Narrator: "...But on November 28th, while the square was filled with people, the government ordered military units from outside of Kiev to converge on the Maidan. Those units were on the move and were only stopped at the last minute by the actions of a group of patriot Ukrainians.

"What were those troops going to Maidan for?

Ask Victor Yanukovych."

A commenter asks if these would be played on TV stations owned by some of the eastern interests? Maybe not but I don't think they would be useful in the east. Many there would simply say, "Well, those who stopped them weren't patriots and they should have cleared the whole CIA supported crowd off the square."

This can be laid at Yuschenko's feet and should be. That there haven't been any kinds of attempts to bring the east into the fold at all is a real serious failing of Yuschenko and his government. And this is after his perfect pitch during the revolution. "I ask the PM to bring in more people from the east. We will feed them and make them warm and tell what this is all about," is the kind of thing he said.
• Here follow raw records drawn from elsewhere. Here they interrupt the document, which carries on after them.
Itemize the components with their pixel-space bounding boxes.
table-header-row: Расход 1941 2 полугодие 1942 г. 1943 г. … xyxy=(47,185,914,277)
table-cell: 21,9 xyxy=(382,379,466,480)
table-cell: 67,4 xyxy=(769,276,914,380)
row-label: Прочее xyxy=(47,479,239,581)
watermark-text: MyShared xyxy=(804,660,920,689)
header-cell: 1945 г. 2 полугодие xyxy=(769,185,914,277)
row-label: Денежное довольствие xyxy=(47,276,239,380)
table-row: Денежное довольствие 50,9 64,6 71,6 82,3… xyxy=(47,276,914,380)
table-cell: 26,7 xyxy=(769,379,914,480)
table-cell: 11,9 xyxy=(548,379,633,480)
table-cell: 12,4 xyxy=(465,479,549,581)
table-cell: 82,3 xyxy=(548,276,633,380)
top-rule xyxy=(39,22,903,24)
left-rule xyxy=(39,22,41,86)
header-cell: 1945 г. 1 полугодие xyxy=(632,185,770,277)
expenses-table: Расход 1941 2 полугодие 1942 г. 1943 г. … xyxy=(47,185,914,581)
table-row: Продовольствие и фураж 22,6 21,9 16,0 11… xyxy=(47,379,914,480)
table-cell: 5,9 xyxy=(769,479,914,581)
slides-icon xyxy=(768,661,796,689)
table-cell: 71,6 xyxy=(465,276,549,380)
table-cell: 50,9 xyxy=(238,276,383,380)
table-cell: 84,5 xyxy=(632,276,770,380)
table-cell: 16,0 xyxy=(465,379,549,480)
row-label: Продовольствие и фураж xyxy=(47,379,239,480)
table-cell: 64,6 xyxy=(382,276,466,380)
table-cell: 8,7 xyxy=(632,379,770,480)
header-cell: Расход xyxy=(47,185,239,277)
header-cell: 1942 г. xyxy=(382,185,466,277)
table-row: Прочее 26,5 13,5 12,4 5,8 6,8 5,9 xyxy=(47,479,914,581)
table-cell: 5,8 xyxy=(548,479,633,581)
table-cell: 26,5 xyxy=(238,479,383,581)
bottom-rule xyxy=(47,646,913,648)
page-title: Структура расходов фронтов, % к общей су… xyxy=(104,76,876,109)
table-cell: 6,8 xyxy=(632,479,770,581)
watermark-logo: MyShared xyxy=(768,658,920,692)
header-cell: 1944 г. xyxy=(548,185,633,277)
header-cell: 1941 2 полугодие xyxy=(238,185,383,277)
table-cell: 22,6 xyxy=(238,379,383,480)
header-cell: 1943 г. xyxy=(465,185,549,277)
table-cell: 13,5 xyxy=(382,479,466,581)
So they wouldn't be effective in the east anyway.

2 comments:

Anonymous said...

sounds like a great commercial.

Yuschenko, for all his failures, isn't Yanukovich. And what better display of Yanu's leadership style than the way he wanted to deal with the OR.

I'd like to hear a populist candidate talk about reprivatizing like six more big firms and using the funds to set up an investment fund whose interest would be distributed among all Ukrainians, in a way similar to the Alaska Permanent Fund, albeit at a smaller scale of around a 100 dollars a year.

The point is to take a bite out of poverty and provide more income security for people in the future in a way that Yanukovich would never do.

Then hit him hard with truth-telling on what sort of leader he would be.

dlw
dlw

DLW said...

I wish I could share with Ukrainians some of the ideas of Saul Alinsky and Gandhi. They make for an interesting contrast that merits further consideration.